Several years ago, when Michael and I were first contemplating marriage and the kids we wanted, I started looking into diabetes and pregnancy. I am a big-time advocate of keeping hospitals out of the birth process — or keeping laboring moms out of the hospital, I guess I should say — so I was interested in finding out more about diabetes and the possible complications of pregnancy.

What I found was both encouraging and discouraging. There are a lot of various problems that can arise from diabetic mothers giving birth, including birth defects, miscarriages, and oversized babies that require C-sections to be born. However, most of these complications seem to arise in cases where the mother's control over her sugars wasn't as good as it should have been.

Michael and I didn't start trying to get pregnant right away as we'd planned — we're now planning on starting to try later this year, when I'm done participating in a study at my doctor's office. Much of my research on the subject was therefore done quite a while ago, but I'm going to review it and write a few posts regarding diabetes and pregnancy. Although the article I linked to talks about both gestational and pregestational (i.e., type 1 or type 2 diabetes that existed pre-pregnancy) diabetes, my posts will have to do primarily with type 1 diabetes and how it affects pregnancy, labor, and the choices available to expectant moms.

Wednesday, July 1, 2009

Don't forget the underinsured

I've talked a lot in the past about politics and why I believe we need a health care program in this country to guarantee coverage for the uninsured. This recent article reminds us of why we need to also remember the plight of the underinsured.

Apparently, the majority of people who are forced into bankruptcy because of medical bills actually do have health insurance — they just found out the hard way that their policies had all kinds of loopholes that allowed the insurance companies to deny coverage.

The article has a good point — helping the uninsured is important, but we also need to control runaway health care costs and crack down on insurance companies dumping policyholders or denying coverage.

Diabetes and hard (physical) work

Today I spent about six hours working at the barn. As a type 1 diabetic, this is something I really have to be careful about, because the exercise makes my blood sugar drop.

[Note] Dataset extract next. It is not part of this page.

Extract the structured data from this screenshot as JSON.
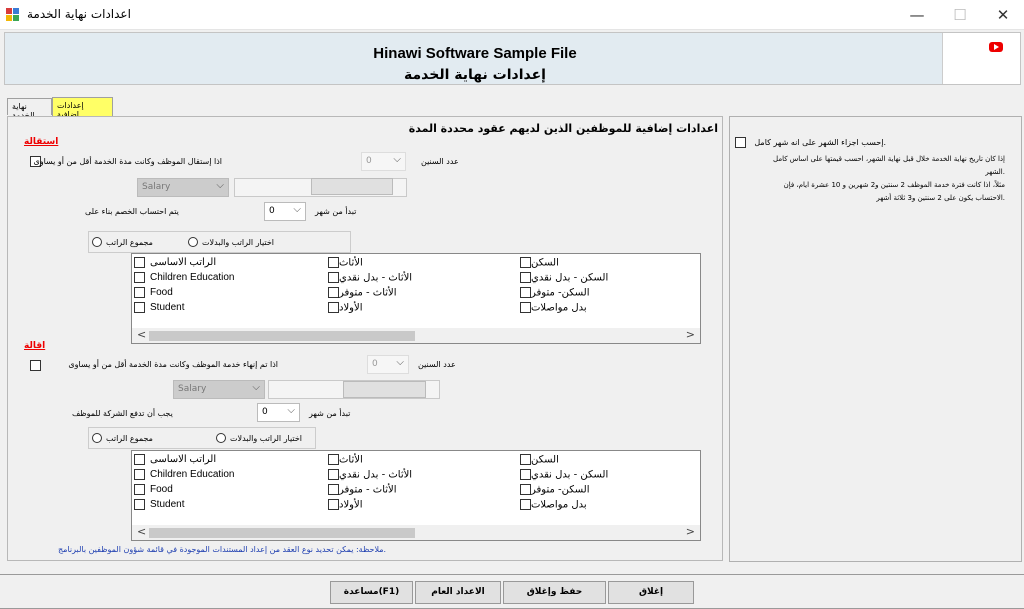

I've been more active lately, so I've been having to tinker with my insulin doses a little. Usually when I become more active, my Lantus needs dip for a short while, then come back up and settle back where they were before. I think this is because the exercise changes my metabolism, which changes how my body processes sugar.

The other thing I have to make sure of is that I run my blood sugar a bit high before I go out to the barn. If my blood sugar is on the low or normal side, I'll eat a snack; if I'm eating a meal, I'll take a little less insulin than I normally would.

I also try to always bring my glucagon kit with me when I'm doing something that could make me crash. I didn't today, but I should have. For example, if I go for a bike ride I stick it in my handlebar bag.

It's important to remember that activities such as moving furniture — or, in my case, mucking manure and moving mulch at the barn — are just as active as going to the gym and working out, and therefore can have just as much of an effect on your blood sugar.